Do you remember when they loudly pronounced “vinyl was dead”? Be it records, testing or development framework, whenever something new comes along, there follows an army of doom-merchants. Either for the kick, or for profit, pronouncing something is dead is a easy way to get peoples’ attention. After all, what is better than something that’s past being kicked into touch, by something new. Maybe working out first if something new is better, or in fact, an over-hyped pile of crap. If you have worked in tech for 10 years, you will know what I mean when I say I literally wince in pain, when I hear someone’s warbling on about the latest framework product, that just blows away the competition. Even if the product wouldn’t even exist, if it wasn’t for it’s OAP predecessor (i.e. the language it was coded in).
I am reminded of time a professional colleague told me that as part of his learning of php, he built a user-friendly content management system from scratch and website templates for a client. It took him less than a month, and of course, he knows it inside and out. I, on the other hand, chose the WordPress framework – and although implementation is quick, I still spend month of two configuring, adding plugins, refactoring plugins, etc.. Both are ways to get the job done effectively, but the smokescreen of frameworks is that they save time. They don’t. It’s two ways to do the same task. But the former provides you with something truly relevant, with no dead weight. Anyone who thinks otherwise is kidding themselves. I love WordPress, but fully aware that I also need to understand php even more than the products built on it.

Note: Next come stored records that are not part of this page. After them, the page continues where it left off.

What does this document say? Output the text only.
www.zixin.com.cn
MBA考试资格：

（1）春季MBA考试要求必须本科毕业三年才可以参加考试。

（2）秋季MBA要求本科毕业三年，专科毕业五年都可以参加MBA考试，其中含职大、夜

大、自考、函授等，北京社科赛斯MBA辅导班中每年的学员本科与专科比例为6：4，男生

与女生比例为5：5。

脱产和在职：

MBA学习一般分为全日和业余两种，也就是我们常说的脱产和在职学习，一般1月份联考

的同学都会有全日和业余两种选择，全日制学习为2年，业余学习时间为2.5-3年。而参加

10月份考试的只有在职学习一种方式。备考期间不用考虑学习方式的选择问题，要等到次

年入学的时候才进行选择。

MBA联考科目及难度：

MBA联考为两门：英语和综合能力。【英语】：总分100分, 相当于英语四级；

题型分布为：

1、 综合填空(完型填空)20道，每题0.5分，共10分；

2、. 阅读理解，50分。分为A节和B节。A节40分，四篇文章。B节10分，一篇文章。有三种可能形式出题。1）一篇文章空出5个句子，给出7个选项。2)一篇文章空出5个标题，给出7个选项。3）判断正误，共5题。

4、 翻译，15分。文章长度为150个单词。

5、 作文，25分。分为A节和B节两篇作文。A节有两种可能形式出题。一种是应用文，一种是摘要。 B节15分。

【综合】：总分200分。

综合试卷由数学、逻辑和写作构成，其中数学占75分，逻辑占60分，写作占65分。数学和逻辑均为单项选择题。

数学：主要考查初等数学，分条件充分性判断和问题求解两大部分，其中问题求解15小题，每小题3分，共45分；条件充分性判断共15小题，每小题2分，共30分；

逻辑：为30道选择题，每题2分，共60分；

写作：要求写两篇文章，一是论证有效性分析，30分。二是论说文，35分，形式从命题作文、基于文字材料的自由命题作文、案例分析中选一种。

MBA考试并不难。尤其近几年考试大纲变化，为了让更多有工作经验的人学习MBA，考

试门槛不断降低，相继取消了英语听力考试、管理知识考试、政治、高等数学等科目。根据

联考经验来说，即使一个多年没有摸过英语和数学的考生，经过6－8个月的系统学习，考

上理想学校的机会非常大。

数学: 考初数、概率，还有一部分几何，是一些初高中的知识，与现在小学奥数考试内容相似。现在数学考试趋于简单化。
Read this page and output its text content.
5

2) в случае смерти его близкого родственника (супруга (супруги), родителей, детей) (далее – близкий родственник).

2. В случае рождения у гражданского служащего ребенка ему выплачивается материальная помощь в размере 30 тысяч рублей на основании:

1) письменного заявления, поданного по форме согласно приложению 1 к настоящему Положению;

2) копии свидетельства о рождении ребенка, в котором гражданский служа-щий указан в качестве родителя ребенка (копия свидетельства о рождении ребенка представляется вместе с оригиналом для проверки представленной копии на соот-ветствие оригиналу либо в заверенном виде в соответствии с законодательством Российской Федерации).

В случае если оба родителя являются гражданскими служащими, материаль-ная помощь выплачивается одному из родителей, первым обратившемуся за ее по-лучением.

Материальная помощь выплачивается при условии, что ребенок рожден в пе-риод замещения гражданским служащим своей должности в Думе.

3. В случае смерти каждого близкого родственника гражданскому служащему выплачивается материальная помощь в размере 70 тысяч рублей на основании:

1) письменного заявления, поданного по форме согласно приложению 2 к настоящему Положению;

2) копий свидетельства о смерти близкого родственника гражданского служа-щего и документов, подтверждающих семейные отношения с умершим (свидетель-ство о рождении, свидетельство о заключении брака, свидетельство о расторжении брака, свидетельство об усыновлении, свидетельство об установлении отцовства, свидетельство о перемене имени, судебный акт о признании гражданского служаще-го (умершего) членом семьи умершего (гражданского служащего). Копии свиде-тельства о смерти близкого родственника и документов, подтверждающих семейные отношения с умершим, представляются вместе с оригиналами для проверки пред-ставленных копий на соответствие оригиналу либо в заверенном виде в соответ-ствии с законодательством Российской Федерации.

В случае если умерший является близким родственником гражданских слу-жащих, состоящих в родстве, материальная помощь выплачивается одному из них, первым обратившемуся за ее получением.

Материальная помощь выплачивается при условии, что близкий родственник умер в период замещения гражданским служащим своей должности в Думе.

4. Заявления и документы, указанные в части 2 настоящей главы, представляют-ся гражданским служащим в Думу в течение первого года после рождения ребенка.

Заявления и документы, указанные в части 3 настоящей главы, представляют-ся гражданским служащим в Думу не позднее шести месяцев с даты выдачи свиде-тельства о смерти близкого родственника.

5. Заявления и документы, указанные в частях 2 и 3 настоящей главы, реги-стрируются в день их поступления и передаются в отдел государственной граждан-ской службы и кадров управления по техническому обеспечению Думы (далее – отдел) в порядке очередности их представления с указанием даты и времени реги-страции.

Having said that, having been through the first painful few projects, I can now quickly build a customised CMS and templates very quickly using WP. I guess the point here is when you sell up to a framework, it really only shows value if you use it on future projects, not just a one-off. One of the early mistakes I made was in the first flurry of excitement, I quickly bloated the code, as requirements necessitated plugins, some custom, some from the bewildering array of free and commercial plugins. And many don’t manage to stay the distance, and languish through under-development, ultimately becoming incompatible with subsequent WP versions.
At application level, I am wondering if there is any real valid excuse for using a framework. They don’t save time and they certainly don’t seem to save money in long-term. And there will always be compromise, sometimes at cost of client requirements. Start-ups can have valid excuse to use frameworks to accelerate initial development forward, but if you are looking something robust and future-proof, maybe you are better off with a “primitive” approach … a programming language takes a lot longer to die, than a framework.